Comparative Example A thin lithium battery was produced in the same manner as in the example except that a flat microporous polypropylene film (original film used in the example) having no uneven structure was used as a separator.

As a result, the results shown in Figure 3 were obtained. Also, for the same battery mentioned above, the end of charging was 2°7V and the end of discharging was 1.5V.

When the charge/discharge cycle characteristics were examined using 30 μA discharge and 30 μA charge, the results shown in FIG. 4 were obtained. In both figures, curve A is the characteristic of the battery of the example, and curve B is the characteristic of the battery of the comparative example.

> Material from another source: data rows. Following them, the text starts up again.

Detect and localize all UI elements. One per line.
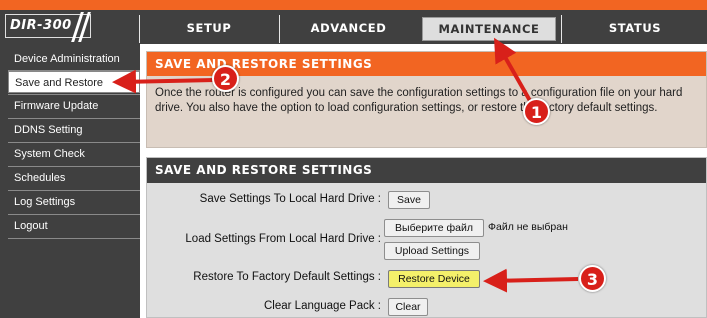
tab-status[interactable]: STATUS bbox=[563, 17, 707, 40]
choose-file-button[interactable]: Выберите файл bbox=[384, 219, 484, 237]
sidebar-item-device-administration[interactable]: Device Administration bbox=[8, 48, 140, 70]
callout-badge-2: 2 bbox=[212, 65, 239, 92]
clear-button[interactable]: Clear bbox=[388, 298, 428, 316]
callout-badge-3: 3 bbox=[579, 265, 606, 292]
sidebar-item-system-check[interactable]: System Check bbox=[8, 143, 140, 165]
restore-factory-label: Restore To Factory Default Settings : bbox=[193, 271, 381, 283]
tab-divider bbox=[561, 15, 562, 43]
load-settings-label: Load Settings From Local Hard Drive : bbox=[185, 233, 381, 245]
sidebar-item-save-and-restore[interactable]: Save and Restore bbox=[8, 71, 140, 93]
logo: DIR-300 bbox=[5, 12, 91, 42]
tab-advanced[interactable]: ADVANCED bbox=[281, 17, 416, 40]
tab-divider bbox=[139, 15, 140, 43]
sidebar-item-ddns-setting[interactable]: DDNS Setting bbox=[8, 119, 140, 141]
save-button[interactable]: Save bbox=[388, 191, 430, 209]
upload-settings-button[interactable]: Upload Settings bbox=[384, 242, 480, 260]
sidebar-item-firmware-update[interactable]: Firmware Update bbox=[8, 95, 140, 117]
tab-maintenance[interactable]: MAINTENANCE bbox=[422, 17, 556, 41]
sidebar-item-logout[interactable]: Logout bbox=[8, 215, 140, 237]
callout-badge-1: 1 bbox=[523, 98, 550, 125]
sidebar-item-schedules[interactable]: Schedules bbox=[8, 167, 140, 189]
file-status-text: Файл не выбран bbox=[488, 221, 568, 233]
tab-divider bbox=[279, 15, 280, 43]
save-settings-label: Save Settings To Local Hard Drive : bbox=[199, 193, 381, 205]
top-accent-strip bbox=[0, 0, 707, 10]
sidebar-divider bbox=[8, 238, 140, 239]
logo-text: DIR-300 bbox=[10, 18, 72, 33]
tab-setup[interactable]: SETUP bbox=[141, 17, 277, 40]
restore-device-button[interactable]: Restore Device bbox=[388, 270, 480, 288]
settings-title: SAVE AND RESTORE SETTINGS bbox=[147, 158, 706, 183]
intro-text: Once the router is configured you can sa… bbox=[155, 87, 683, 114]
clear-language-label: Clear Language Pack : bbox=[264, 300, 381, 312]
sidebar-item-log-settings[interactable]: Log Settings bbox=[8, 191, 140, 213]
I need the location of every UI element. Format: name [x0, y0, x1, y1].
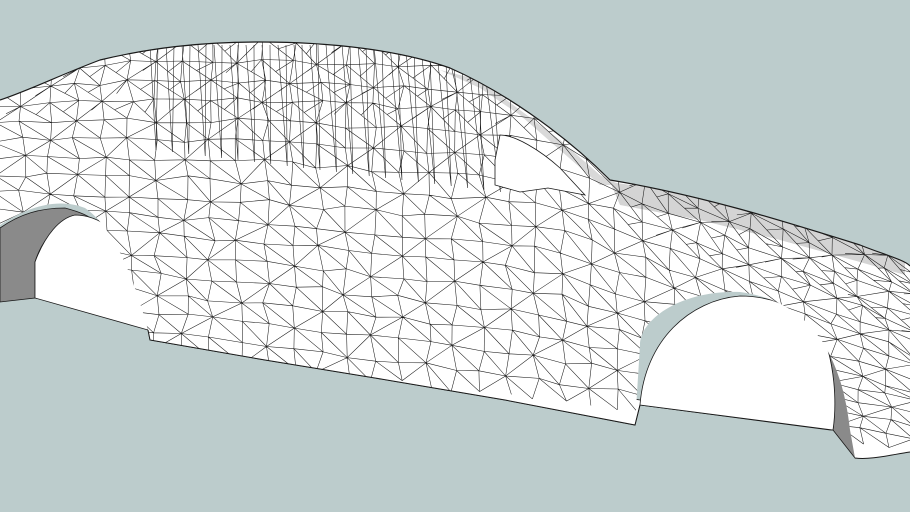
car-body-surface [0, 42, 910, 459]
car-mesh-render [0, 41, 910, 459]
model-viewport[interactable] [0, 0, 910, 512]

As is clear from the results shown in FIGS. 3 and 4, the battery of the present invention using a separator with unevenness has a higher temperature than the battery of the comparative example, which uses a viscous material as an electrolyte but has a flat separator. It has a high discharge utilization rate, and as a secondary battery, there is little decrease in discharge capacity due to repeated charging and discharging (
It can be seen that it has high performance.

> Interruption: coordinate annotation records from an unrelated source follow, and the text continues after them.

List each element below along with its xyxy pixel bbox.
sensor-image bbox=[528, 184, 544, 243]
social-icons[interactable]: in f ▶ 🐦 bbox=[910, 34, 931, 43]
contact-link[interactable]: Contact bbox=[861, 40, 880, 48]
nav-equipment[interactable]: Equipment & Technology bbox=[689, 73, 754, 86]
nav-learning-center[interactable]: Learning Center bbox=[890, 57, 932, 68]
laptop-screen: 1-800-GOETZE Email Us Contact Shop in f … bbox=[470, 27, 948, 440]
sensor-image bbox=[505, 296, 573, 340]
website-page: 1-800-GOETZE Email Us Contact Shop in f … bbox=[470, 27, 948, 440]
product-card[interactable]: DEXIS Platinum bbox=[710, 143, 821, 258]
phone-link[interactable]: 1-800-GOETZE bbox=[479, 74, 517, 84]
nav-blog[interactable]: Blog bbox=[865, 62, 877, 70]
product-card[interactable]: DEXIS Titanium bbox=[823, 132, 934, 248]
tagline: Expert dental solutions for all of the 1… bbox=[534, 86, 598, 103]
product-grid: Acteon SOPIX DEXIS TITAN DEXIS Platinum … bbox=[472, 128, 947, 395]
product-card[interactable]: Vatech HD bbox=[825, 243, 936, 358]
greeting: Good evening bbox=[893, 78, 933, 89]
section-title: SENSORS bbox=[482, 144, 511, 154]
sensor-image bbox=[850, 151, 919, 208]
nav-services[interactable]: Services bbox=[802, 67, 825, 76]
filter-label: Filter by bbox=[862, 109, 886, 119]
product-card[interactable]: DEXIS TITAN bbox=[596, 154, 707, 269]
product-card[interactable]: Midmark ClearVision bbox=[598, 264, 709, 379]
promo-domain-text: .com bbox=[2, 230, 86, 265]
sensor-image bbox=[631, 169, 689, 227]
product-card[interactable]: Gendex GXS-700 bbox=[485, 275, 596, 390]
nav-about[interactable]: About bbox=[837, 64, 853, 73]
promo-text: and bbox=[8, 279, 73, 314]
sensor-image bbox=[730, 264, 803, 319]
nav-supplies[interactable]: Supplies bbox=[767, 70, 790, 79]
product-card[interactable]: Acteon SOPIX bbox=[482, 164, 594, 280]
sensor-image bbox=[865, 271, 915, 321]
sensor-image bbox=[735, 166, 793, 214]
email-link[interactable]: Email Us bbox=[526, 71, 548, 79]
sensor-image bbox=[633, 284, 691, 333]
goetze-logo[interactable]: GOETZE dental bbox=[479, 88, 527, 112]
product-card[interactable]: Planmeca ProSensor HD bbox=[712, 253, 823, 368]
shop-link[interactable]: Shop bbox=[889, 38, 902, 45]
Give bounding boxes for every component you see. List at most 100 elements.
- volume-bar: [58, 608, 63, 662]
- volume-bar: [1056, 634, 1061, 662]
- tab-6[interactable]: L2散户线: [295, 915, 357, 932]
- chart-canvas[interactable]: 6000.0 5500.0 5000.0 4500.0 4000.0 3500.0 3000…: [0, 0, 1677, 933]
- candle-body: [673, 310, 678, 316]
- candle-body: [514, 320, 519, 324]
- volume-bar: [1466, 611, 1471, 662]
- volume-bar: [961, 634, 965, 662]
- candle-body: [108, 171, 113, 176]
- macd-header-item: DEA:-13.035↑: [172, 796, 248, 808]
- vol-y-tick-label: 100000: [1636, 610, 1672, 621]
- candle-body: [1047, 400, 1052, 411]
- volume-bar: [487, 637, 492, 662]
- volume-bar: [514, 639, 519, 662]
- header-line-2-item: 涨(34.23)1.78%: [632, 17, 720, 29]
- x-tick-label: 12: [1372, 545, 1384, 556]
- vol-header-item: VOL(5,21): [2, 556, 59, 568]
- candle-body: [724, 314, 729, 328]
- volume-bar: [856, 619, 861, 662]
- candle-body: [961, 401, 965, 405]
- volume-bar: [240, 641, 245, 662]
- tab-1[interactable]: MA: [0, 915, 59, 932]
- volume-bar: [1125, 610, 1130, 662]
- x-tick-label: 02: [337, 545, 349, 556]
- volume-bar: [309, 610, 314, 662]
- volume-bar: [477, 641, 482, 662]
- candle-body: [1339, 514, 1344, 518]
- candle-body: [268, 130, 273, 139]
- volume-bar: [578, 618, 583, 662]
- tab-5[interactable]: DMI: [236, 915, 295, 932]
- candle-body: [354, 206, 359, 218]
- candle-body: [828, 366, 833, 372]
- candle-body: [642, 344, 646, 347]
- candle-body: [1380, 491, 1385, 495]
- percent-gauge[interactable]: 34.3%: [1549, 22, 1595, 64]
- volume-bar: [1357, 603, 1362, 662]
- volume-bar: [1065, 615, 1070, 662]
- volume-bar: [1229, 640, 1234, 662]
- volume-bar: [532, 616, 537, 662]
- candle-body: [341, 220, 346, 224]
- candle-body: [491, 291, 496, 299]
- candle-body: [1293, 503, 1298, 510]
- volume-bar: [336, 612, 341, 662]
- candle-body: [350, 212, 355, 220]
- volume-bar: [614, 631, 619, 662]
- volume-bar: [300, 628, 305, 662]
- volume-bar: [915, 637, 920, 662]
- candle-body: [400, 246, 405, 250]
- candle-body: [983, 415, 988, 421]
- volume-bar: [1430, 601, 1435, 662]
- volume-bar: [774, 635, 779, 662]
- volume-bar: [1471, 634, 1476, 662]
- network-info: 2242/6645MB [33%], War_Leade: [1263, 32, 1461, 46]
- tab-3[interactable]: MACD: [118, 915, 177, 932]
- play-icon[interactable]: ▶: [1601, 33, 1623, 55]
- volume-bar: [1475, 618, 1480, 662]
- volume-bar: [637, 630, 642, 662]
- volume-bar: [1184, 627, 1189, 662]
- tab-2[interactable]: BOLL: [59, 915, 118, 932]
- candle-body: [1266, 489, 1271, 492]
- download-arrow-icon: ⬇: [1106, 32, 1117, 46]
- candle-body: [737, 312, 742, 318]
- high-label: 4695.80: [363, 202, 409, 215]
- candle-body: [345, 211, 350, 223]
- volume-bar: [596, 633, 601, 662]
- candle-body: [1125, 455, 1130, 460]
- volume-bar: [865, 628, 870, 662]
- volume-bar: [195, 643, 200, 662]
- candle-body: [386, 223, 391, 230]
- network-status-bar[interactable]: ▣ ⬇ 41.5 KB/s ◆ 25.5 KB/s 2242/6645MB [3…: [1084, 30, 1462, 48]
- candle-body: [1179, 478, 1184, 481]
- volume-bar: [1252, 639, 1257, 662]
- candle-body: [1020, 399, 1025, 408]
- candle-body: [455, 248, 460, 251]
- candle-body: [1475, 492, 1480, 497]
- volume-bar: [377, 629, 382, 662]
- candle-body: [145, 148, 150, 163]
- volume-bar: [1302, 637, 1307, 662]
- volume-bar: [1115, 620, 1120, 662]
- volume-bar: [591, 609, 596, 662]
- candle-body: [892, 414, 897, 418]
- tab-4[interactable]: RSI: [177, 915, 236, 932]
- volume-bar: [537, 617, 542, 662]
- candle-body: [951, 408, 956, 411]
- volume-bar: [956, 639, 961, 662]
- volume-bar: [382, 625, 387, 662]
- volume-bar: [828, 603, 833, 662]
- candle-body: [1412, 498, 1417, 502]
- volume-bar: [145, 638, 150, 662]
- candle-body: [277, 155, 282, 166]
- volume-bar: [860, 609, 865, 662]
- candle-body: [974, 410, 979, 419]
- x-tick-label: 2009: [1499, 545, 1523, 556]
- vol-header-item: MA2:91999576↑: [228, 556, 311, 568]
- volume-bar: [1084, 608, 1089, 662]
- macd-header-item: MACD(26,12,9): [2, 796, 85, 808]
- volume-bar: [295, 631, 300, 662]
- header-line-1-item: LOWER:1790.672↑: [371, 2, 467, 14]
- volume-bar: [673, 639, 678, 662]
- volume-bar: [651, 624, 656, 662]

[Brief explanation of drawings]

Fig. 1 is a vertical cross-sectional view of the main part of an example of a battery according to the present invention, Fig. 2 is an enlarged view of the circle (■) in Fig. 1, and Fig. 3 is a battery obtained in an example of the present invention and a comparative example. Fig. 4 is a constant current discharge characteristic diagram of the same battery. DESCRIPTION OF SYMBOLS 1... Positive electrode current collector plate, 1a... Peripheral part, 2... Negative electrode current collector plate, 2a... Peripheral part, 4... Heat-fusible material, 5
...Positive electrode, 7...Negative electrode, 8...Separator, 8a
...concavity, 8b...micropore, 9...electrolyte patent applicant Hitachi Maxell Co., Ltd. Fig. 2 9; electric) V through Fig. 3 11 (mA→

Claims (1)

[Claims] (1) A battery element including a positive electrode, a negative electrode made of lithium or a lithium alloy, and a separator interposed between the two electrodes is arranged between a positive electrode current collector plate and a negative electrode current collector plate, and a battery element including a positive electrode, a negative electrode made of lithium or a lithium alloy, and a separator interposed between the two electrodes is arranged, and In a thin lithium battery that is fused and sealed with a heat-fusible material, the separator is made of a microporous polypropylene film that has many irregularities on the front and back surfaces, and lithium salt and a non-aqueous solvent are placed in the concave parts of the separator. A thin lithium battery characterized by retaining an electrolyte made of a viscous material containing a gelling agent and a gelling agent.